The views of Hackney Council are not reflected by some local residents, who have raised major concerns in the wake of last week's announcement.
Residents have seen trees destroyed to accommodate the Olympic Park, live in fear of noise, dust and disruption from construction works, and are skeptical of claims that local people will be employed.
The council has campaigned hard for the International Broadcast Center and Main Press Center to remain in what Olympic planners call Zone 5 of the 2012 park, the northwest corner of the main site in London’s Lower Lea Valley.
Originally earmarked for part funding from the private sector, plans for the centers were threatened by the credit crunch last year before the U.K. government announced an additional $194 million from the Olympic contingency fund last week.
The council has been banking on these buildings – sited in one of the borough’s poorest areas, known as Hackney Wick – to bring a much-vaunted ‘Olympic legacy’ to Hackney residents.
According to Tim Shields, the authority’s chief executive, the media centers “represent the single most significant opportunity for an economic legacy.”
“We have been campaigning for both the MPC and IBC to be permanent buildings in Hackney Wick to support a legacy use for digital, media and creative industries,” he said.
But Charlie Foreman, the council’s chief officer for the Olympics, was forced to admit at a community meeting last week that there was no certainty about this legacy plan, just “absolute passion from Hackney Council to make it happen.”
Local people from Leabank Square, a residential area directly opposite the construction site, have raised concerns in letters and e-mails to the council and Olympic authorities, and on a community blog.
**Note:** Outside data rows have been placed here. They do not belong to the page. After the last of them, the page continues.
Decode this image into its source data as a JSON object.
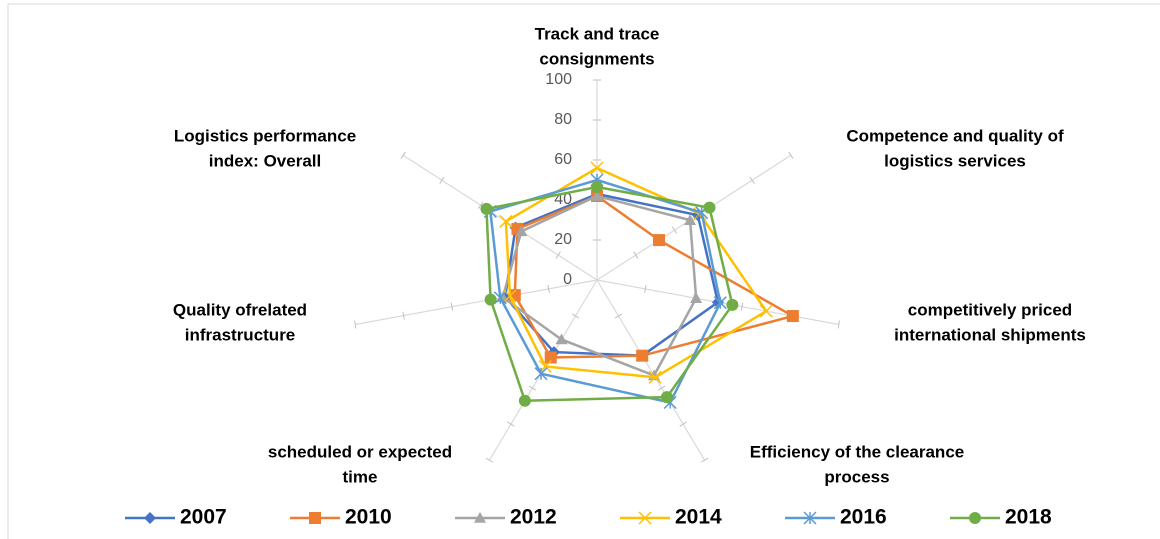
{
  "chart_data": {
    "type": "radar",
    "categories": [
      [
        "Track and trace",
        "consignments"
      ],
      [
        "Competence and quality of",
        "logistics services"
      ],
      [
        "competitively priced",
        "international shipments"
      ],
      [
        "Efficiency of the clearance",
        "process"
      ],
      [
        "scheduled or expected",
        "time"
      ],
      [
        "Quality ofrelated",
        "infrastructure"
      ],
      [
        "Logistics performance",
        "index: Overall"
      ]
    ],
    "ylim": [
      0,
      100
    ],
    "yticks": [
      0,
      20,
      40,
      60,
      80,
      100
    ],
    "series": [
      {
        "name": "2007",
        "color": "#4472c4",
        "marker": "diamond",
        "values": [
          43,
          52,
          50,
          42,
          40,
          38,
          42
        ]
      },
      {
        "name": "2010",
        "color": "#ed7d31",
        "marker": "square",
        "values": [
          42,
          32,
          81,
          42,
          43,
          34,
          41
        ]
      },
      {
        "name": "2012",
        "color": "#a5a5a5",
        "marker": "triangle",
        "values": [
          42,
          48,
          41,
          53,
          33,
          39,
          39
        ]
      },
      {
        "name": "2014",
        "color": "#ffc000",
        "marker": "x",
        "values": [
          56,
          53,
          70,
          54,
          48,
          36,
          47
        ]
      },
      {
        "name": "2016",
        "color": "#5b9bd5",
        "marker": "star",
        "values": [
          50,
          54,
          51,
          68,
          52,
          40,
          55
        ]
      },
      {
        "name": "2018",
        "color": "#70ad47",
        "marker": "circle",
        "values": [
          46.5,
          58,
          56,
          65,
          67,
          44,
          57
        ]
      }
    ]
  }
}
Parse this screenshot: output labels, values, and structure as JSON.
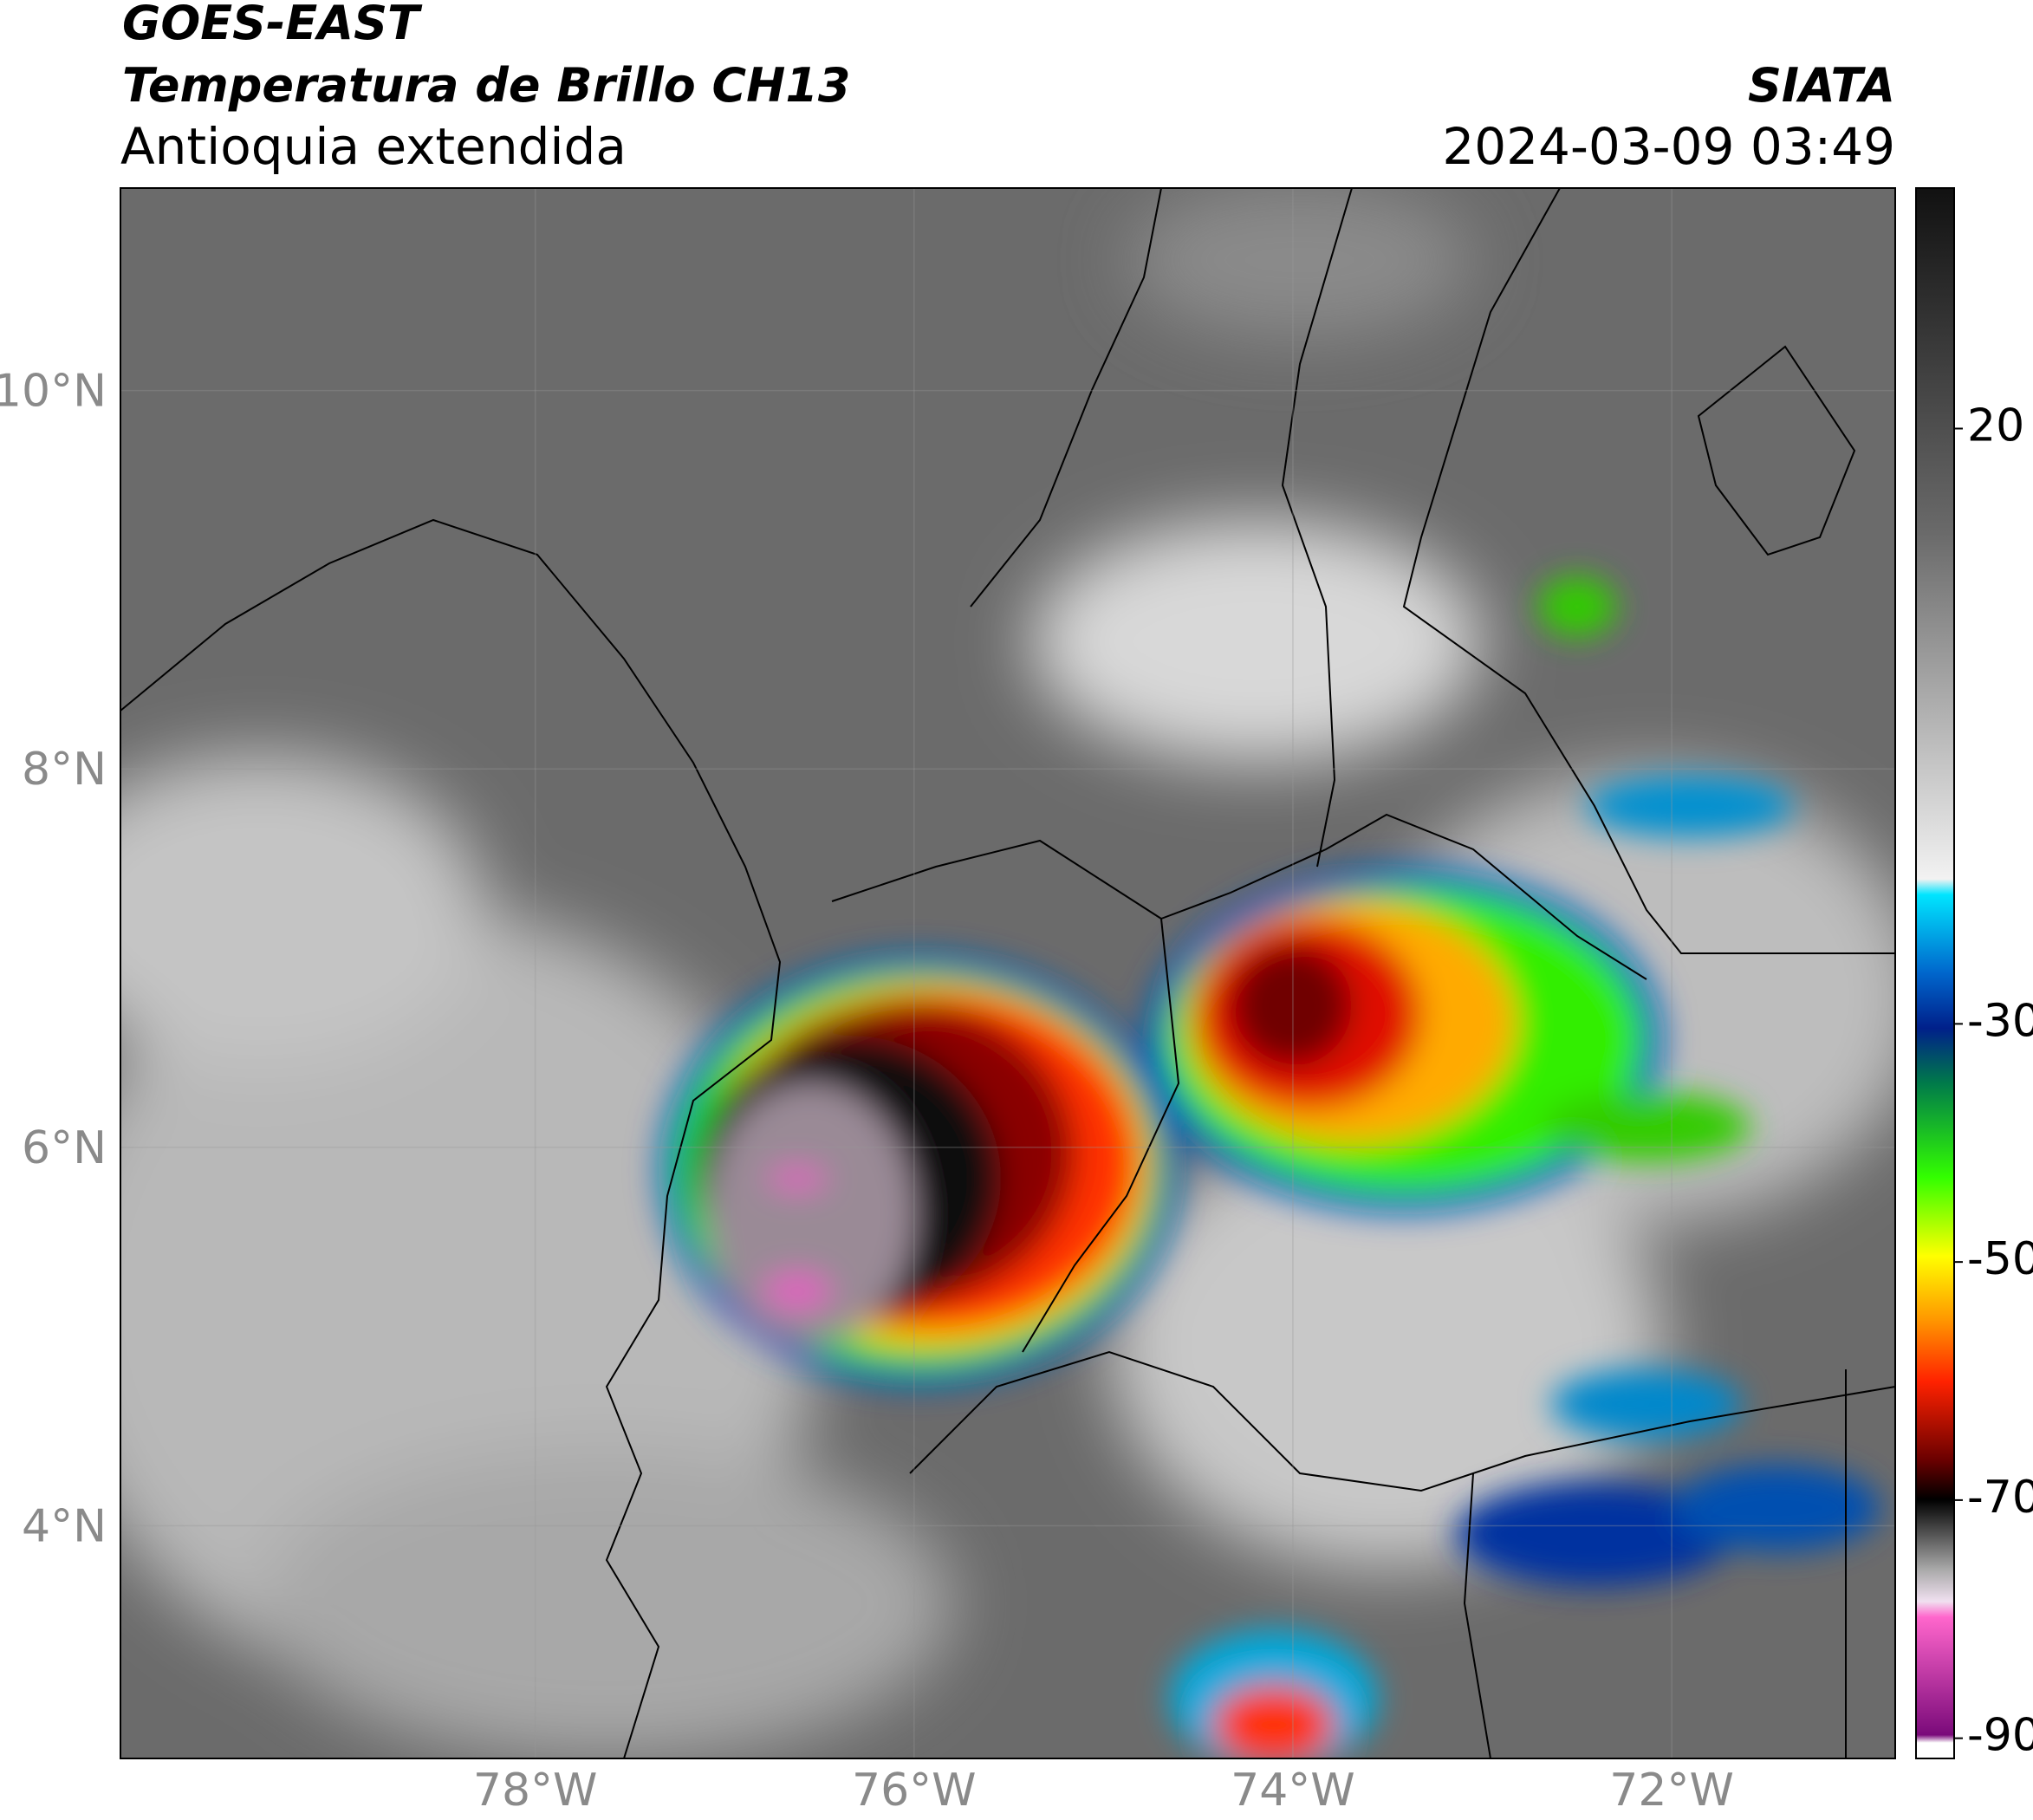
{
  "header": {
    "satellite": "GOES-EAST",
    "product": "Temperatura de Brillo CH13",
    "region": "Antioquia extendida",
    "source": "SIATA",
    "datetime": "2024-03-09 03:49"
  },
  "map": {
    "lon_range": [
      -80.19,
      -70.82
    ],
    "lat_range": [
      2.77,
      11.07
    ],
    "lon_ticks": [
      {
        "value": -78,
        "label": "78°W"
      },
      {
        "value": -76,
        "label": "76°W"
      },
      {
        "value": -74,
        "label": "74°W"
      },
      {
        "value": -72,
        "label": "72°W"
      }
    ],
    "lat_ticks": [
      {
        "value": 10,
        "label": "10°N"
      },
      {
        "value": 8,
        "label": "8°N"
      },
      {
        "value": 6,
        "label": "6°N"
      },
      {
        "value": 4,
        "label": "4°N"
      }
    ]
  },
  "colorbar": {
    "range": [
      -91.7,
      40.2
    ],
    "ticks": [
      20,
      -30,
      -50,
      -70,
      -90
    ]
  }
}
“There are going to be times when a late-running cement truck needs to empty its cargo right opposite Leabank Square and ruin our evening meals with a great lot of noise,” wrote one blogger.
“There are going to be instances of hired cranes having to erect the last few meters of girding well into the evening. There will be disruption and noise and dust and inconvenience.”
Residents describe the Olympic Delivery Authority as “anti-social neighbors” and say Hackney Wick has become “a dustbowl.”
They are also concerned about a high electric fence that will soon replace the blue wooden hoardings surrounding the Olympic Park site, and traffic and transport problems caused by an influx of workers who will enter the site by a local access point.
There is also skepticism about employment prospects for local people. According to the ODA, 23 percent of the 3,000 site workforce come from the five host boroughs. Yet only three percent are from Hackney. Local people claim jobs are only advertised locally for two days before the recruitment net is widened.